Steed has no idea how to respond to this. He wants to be able to treat his partners as equals (including Tara), but she won’t let him do it. Although Tara surely must know at least of Mrs Peel’s existence, if not something about her skills and talents, she can’t know that Emma’s ability to kick Steed’s ass both physically and, at times, intellectually, was one of the things he most loved about her. Tara, by contrast, often feels she must prove to Steed that she is a Womanly Woman of Womanliness™ who relies on her man to be strong and brave and to save her.
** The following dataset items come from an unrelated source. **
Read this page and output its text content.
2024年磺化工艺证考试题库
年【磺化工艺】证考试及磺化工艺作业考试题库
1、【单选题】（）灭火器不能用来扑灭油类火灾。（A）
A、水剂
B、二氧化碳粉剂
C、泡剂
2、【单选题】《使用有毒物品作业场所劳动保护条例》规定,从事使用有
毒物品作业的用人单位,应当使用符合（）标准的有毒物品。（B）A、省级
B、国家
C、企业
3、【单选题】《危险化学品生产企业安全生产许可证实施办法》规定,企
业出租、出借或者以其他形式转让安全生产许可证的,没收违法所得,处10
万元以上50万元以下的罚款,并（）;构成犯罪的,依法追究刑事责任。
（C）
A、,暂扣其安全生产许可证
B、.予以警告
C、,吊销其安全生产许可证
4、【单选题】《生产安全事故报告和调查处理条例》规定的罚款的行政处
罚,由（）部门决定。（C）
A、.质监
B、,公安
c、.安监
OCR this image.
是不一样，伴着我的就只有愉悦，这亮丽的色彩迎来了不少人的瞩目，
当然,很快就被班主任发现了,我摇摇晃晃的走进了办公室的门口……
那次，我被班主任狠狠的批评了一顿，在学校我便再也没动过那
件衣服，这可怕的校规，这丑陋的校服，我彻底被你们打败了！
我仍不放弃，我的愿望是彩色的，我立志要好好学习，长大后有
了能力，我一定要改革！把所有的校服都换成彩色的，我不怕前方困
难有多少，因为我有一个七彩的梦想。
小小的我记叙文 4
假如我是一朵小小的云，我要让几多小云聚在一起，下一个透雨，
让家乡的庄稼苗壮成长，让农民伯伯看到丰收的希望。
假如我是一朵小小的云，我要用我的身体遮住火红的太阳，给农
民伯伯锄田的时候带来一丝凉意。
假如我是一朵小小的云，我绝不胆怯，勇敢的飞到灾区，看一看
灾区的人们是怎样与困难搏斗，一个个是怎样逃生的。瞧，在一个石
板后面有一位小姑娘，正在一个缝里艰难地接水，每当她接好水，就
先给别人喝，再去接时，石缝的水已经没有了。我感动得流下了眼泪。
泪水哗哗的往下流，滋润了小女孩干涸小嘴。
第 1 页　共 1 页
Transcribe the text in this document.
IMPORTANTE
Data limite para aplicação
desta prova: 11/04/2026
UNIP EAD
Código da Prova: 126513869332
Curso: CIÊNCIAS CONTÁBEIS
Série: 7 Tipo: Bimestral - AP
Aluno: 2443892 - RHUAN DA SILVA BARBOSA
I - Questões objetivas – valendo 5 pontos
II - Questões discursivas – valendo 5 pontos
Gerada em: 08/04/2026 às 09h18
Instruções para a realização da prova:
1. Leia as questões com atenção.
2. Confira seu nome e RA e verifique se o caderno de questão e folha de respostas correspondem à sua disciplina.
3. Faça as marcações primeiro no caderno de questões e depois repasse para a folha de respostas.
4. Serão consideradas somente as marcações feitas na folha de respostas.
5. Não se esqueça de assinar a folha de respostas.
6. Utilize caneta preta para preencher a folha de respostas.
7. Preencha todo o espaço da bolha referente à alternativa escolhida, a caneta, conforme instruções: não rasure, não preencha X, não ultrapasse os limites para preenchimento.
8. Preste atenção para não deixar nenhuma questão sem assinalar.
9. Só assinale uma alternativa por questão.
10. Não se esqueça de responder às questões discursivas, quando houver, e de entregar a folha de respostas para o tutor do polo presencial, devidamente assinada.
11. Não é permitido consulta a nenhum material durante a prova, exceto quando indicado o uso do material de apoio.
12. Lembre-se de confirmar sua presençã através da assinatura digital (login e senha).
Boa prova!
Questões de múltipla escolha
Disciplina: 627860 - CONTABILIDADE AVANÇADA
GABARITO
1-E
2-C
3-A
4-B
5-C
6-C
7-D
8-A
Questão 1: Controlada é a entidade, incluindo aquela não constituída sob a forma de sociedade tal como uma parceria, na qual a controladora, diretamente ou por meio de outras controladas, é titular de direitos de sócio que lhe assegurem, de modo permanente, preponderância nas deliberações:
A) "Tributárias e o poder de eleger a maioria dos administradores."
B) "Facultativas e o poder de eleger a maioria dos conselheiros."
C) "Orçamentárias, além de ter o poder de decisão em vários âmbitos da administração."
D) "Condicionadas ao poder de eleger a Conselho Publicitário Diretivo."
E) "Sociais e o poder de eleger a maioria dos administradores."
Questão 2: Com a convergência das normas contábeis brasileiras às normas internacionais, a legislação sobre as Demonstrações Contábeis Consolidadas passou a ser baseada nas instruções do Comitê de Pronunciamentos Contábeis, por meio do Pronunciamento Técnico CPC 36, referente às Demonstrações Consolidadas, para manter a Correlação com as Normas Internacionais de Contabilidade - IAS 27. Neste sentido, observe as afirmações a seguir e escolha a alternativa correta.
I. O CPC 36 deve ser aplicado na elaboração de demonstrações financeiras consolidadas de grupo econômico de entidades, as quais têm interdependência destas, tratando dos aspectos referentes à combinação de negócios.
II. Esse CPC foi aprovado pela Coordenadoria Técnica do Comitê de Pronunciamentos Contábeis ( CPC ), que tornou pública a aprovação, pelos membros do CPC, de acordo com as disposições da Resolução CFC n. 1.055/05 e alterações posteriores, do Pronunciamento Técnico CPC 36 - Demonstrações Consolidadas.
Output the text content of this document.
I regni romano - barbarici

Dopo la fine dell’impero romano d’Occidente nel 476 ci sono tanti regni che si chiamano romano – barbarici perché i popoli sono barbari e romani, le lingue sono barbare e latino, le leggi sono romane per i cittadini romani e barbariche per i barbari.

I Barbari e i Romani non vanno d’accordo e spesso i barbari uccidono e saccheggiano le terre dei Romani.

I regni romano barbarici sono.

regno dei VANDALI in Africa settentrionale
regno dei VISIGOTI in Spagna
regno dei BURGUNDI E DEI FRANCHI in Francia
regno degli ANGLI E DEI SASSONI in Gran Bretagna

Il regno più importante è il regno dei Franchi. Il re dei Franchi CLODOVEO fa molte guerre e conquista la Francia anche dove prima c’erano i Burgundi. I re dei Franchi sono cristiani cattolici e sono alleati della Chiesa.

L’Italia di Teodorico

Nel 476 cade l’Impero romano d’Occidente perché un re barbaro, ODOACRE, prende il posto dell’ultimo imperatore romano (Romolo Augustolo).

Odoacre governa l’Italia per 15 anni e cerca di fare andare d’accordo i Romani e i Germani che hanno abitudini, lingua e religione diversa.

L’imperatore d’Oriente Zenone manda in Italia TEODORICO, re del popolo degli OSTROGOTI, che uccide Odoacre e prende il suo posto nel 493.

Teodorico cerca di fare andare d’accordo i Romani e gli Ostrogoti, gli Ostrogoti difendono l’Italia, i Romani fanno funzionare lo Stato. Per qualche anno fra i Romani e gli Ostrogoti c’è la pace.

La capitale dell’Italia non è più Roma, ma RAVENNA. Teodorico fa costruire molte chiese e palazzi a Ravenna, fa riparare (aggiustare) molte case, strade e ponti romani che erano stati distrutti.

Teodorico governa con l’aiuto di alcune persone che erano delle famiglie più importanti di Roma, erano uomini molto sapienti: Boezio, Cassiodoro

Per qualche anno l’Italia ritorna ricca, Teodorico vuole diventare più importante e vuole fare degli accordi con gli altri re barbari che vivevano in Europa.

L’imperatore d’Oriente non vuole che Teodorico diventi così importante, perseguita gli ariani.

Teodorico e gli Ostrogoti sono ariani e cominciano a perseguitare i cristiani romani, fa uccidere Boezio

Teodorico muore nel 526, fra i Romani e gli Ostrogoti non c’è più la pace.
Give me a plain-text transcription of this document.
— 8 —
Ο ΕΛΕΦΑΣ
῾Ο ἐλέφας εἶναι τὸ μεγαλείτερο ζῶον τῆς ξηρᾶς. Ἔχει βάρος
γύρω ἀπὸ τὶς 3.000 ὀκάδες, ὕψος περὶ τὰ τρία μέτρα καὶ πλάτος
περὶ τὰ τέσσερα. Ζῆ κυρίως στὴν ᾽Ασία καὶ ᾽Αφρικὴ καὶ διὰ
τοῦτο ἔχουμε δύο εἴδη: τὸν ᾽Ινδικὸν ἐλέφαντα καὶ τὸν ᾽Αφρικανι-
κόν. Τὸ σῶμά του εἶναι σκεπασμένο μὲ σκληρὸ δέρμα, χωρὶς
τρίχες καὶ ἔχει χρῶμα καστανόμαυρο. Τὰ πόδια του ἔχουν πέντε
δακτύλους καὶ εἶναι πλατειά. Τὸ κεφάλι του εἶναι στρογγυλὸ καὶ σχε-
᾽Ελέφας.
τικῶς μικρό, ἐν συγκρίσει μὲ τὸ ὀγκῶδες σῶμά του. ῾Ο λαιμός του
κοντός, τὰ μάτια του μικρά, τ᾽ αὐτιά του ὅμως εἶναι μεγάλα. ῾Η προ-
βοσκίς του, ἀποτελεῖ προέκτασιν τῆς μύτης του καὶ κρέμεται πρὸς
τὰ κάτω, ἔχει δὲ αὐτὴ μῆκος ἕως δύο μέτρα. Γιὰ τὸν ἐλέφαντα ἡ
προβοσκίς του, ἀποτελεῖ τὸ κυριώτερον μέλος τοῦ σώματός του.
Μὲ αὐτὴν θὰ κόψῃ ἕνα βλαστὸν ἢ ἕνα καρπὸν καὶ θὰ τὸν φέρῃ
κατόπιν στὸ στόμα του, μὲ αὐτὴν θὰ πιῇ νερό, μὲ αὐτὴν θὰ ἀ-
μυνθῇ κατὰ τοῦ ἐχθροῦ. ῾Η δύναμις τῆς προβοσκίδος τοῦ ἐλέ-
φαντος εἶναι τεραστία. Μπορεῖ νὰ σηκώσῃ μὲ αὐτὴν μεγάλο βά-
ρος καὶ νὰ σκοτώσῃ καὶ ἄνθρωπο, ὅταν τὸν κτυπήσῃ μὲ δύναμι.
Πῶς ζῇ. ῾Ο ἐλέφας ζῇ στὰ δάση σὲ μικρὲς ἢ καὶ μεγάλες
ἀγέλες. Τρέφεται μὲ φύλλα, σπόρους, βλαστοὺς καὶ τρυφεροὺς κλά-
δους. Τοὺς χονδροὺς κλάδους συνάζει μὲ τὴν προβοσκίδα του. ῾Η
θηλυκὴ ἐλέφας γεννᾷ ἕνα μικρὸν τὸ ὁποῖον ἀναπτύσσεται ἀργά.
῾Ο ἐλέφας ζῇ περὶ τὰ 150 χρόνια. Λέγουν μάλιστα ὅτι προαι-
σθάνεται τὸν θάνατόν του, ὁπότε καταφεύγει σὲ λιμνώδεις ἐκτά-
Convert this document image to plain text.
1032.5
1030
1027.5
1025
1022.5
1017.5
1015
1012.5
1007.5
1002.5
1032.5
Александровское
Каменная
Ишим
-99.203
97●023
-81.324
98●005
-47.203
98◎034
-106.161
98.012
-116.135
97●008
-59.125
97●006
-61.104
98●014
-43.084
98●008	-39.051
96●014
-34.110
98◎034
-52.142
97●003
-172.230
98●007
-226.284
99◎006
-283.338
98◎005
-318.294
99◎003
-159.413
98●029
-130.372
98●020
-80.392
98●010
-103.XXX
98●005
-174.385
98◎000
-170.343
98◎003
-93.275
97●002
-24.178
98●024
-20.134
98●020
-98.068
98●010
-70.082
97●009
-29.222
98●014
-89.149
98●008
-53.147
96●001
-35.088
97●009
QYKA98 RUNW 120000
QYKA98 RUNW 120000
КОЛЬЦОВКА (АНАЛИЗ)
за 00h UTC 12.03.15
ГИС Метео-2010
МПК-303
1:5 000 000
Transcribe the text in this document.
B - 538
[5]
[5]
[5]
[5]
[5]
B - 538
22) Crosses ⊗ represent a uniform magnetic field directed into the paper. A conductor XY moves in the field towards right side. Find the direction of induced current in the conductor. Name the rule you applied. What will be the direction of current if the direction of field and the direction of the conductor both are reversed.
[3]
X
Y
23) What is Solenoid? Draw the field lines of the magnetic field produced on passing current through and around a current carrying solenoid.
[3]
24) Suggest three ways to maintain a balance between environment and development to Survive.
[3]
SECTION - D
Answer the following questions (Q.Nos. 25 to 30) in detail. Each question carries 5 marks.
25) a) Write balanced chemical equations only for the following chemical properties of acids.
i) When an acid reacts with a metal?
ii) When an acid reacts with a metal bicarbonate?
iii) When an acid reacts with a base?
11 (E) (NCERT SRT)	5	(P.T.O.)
She has to do this because she sees Steed (utterly erroneously) as a Manly Man of Manliness™—he’s John Steed! what else could he possibly be?—so therefore his supposedly fragile masculinity must be preserved and protected.


And Steed was all, “Tara, sweetie, the most dangerous thing here is me, and the bad guys know it.”

Even when she tries to protect him instead of the other way around, she can’t permit herself to do it too competently: there must be something in that performance that reinforces Steed’s superiority over her, either by the sheer silliness of what she does (as in the piling up of chairs in “Game”) or by actual and dangerous incompetence (as when she knocks him out in an attempt to protect him in “Noon Doomsday” and he ends up saving her instead). Tara is completely unwilling or unable to see that masculinity is one of the least fragile things about Steed.

Tara keeps trying to conform to patriarchal definitions of womanliness, while at the same time trying to be the independent, skilled person that she knows or suspects Steed’s previous partner was—and who I think she actually wants to be, but can’t—and it’s like trying to marry oil and water. Tara can never be a true partner for Steed, not until she lets go of patriarchal expectations about gender and gender roles, as he has done, and not until she lets go of these expectations not only about her own gender role, but also about his. That’s something she may never be able to do, and it’s not Steed’s job to teach her.